AT&T, for example, which is backing the Lumia to the hilt and is the only carrier to have the high-end Lumia 9xx, could use its past iPhone experience to prove an able ally in this quest to create a third mobile ecosystem. The carrier had earlier put a lot of marketing weight behind the Lumia 900 launch, affording the phone a “hero” status at its stores and making it the exclusive free phone for all AT&T employees to generate awareness. The Lumia has therefore benefited from a greater marketing push of not only its founding partners but also one of the country’s biggest national carriers.
As for China, its smartphone market is expected to be the largest in the world by the end of the year. With 3G penetration at about 20%, the growth potential is huge. Even the carriers here are actively trying to transition their huge 2G base to 3G. Nokia has already roped in two of the country’s biggest wireless carriers, China Mobile and China Unicom, to carry the Lumia 920 in China. The deal with China Mobile could be the game-changer given that the carrier is in need of a flagship smartphone to promote its 3G network, an area where it has lagged behind its competitors. (see China Mobile Needs To Step Up As 3G Growth Slows) It is pursuing an iPhone deal, but government concerns over the high subsidies associated with the iPhone and Apple’s reluctance to compromise is a big deterrent. However, it may not be long before the iPhone arrives on China Mobile, so Nokia will be looking to make the most of the opportunity.
WP8 has essential ingredients for success
Overall, the Lumias have seen decent traction build up with carrier support in the U.S. and China helping Nokia sell about 14.3 million units in all since their launch in late-2011. However, where carrier partnerships have not been hard to come by, getting people to warm up to the Windows ecosystem has proved tough considering how well-entrenched Android and iOS have become as mobile ecosystems. The iTunes store and Google Play boast close to 700k apps respectively while there are only about 150K available in the Windows Phone Marketplace.
This is where WP8 offers both Nokia and Microsoft their best chance to find a place in the growing mobile market. While building Windows 8 and WP8, Microsoft ensured that both shared the same kernel and therefore inherited the same rich feature set that has made Windows a household name in the PC industry.

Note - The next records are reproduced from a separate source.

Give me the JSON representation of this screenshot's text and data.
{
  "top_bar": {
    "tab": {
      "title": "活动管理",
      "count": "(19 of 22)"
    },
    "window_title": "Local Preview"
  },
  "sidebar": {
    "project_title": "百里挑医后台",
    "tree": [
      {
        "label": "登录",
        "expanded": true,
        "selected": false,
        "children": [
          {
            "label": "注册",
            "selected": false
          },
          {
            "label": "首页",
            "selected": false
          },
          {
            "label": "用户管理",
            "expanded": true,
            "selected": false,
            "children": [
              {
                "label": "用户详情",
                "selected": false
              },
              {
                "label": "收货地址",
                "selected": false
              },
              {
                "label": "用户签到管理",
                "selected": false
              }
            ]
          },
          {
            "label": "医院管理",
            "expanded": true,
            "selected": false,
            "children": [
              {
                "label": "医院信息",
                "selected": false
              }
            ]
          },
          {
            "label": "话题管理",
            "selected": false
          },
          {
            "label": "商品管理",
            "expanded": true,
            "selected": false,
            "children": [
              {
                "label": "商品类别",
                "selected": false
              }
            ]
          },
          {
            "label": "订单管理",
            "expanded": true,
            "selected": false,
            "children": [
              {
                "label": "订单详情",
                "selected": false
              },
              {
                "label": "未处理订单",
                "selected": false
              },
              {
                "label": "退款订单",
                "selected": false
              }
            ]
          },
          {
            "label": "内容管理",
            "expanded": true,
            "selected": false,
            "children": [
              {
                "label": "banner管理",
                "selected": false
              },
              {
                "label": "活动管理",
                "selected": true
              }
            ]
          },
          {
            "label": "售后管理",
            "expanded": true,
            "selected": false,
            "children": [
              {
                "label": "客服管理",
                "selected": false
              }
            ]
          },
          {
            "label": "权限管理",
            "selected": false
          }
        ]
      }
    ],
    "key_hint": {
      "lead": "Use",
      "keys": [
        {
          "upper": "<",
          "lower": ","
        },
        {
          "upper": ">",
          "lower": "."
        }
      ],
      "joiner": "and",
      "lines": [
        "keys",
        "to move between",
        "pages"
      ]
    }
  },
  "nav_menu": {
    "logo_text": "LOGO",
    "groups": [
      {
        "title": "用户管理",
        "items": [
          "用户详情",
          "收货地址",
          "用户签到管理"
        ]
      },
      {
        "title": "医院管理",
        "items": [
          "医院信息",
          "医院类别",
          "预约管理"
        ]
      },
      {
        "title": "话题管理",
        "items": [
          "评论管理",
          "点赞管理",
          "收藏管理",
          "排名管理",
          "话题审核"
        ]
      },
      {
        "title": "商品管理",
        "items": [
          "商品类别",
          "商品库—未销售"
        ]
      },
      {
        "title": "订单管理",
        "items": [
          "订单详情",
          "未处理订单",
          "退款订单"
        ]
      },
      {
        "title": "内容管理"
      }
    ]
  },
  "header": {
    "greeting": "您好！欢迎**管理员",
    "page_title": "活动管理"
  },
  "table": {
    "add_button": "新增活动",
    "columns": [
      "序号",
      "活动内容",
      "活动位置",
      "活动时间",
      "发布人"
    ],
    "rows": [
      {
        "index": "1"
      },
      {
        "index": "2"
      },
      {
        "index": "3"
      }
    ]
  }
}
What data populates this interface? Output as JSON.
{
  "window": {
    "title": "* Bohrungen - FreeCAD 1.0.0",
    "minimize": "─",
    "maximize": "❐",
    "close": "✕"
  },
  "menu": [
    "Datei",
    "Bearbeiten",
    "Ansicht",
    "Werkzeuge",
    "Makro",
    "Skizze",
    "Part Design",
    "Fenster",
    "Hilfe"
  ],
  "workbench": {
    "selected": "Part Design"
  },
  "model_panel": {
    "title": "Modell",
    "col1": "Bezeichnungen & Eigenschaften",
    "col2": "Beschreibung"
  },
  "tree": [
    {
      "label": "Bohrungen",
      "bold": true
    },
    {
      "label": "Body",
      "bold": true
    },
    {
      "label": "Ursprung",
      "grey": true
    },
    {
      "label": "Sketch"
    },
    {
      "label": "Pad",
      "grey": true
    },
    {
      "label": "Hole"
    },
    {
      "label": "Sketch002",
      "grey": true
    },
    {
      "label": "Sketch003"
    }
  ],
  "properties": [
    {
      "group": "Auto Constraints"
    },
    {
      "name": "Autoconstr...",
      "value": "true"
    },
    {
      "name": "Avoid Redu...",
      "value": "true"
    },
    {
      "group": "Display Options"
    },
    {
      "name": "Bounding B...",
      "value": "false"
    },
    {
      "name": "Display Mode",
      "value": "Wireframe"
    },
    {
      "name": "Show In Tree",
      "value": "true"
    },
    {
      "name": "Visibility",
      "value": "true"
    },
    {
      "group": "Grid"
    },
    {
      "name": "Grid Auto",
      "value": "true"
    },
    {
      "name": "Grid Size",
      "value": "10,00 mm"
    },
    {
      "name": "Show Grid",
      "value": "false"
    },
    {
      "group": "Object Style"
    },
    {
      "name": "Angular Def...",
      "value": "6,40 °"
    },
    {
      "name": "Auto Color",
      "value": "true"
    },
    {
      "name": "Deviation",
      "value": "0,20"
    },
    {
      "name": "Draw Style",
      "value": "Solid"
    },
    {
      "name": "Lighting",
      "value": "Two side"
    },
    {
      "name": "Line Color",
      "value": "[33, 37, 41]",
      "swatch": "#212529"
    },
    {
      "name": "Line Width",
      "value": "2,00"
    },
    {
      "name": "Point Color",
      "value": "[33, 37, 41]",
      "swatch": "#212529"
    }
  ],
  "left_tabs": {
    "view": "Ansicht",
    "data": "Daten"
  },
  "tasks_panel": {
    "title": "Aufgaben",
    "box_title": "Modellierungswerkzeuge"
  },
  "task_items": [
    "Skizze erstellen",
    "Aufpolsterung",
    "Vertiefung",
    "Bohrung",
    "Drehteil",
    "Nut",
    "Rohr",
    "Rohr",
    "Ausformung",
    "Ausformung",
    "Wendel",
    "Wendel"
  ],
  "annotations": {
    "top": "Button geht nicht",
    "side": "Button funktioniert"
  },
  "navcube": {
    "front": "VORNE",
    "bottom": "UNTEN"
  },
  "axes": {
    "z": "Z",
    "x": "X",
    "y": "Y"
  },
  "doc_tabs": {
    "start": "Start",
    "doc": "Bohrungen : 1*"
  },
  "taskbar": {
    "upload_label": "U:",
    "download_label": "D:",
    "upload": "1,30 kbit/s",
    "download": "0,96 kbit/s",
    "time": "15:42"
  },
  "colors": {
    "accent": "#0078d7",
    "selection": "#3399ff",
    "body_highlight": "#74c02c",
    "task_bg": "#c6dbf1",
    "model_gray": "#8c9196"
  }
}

This has helped integrate the two platforms closely, thereby making apps developed for either platform easier to port. Having a huge user base for its Windows PC platform will therefore help Microsoft generate significant support for the new integrated Windows8/WP8 user experience, from both developers and users alike, thereby driving the sales of Windows Phones in general and the Lumia in particular.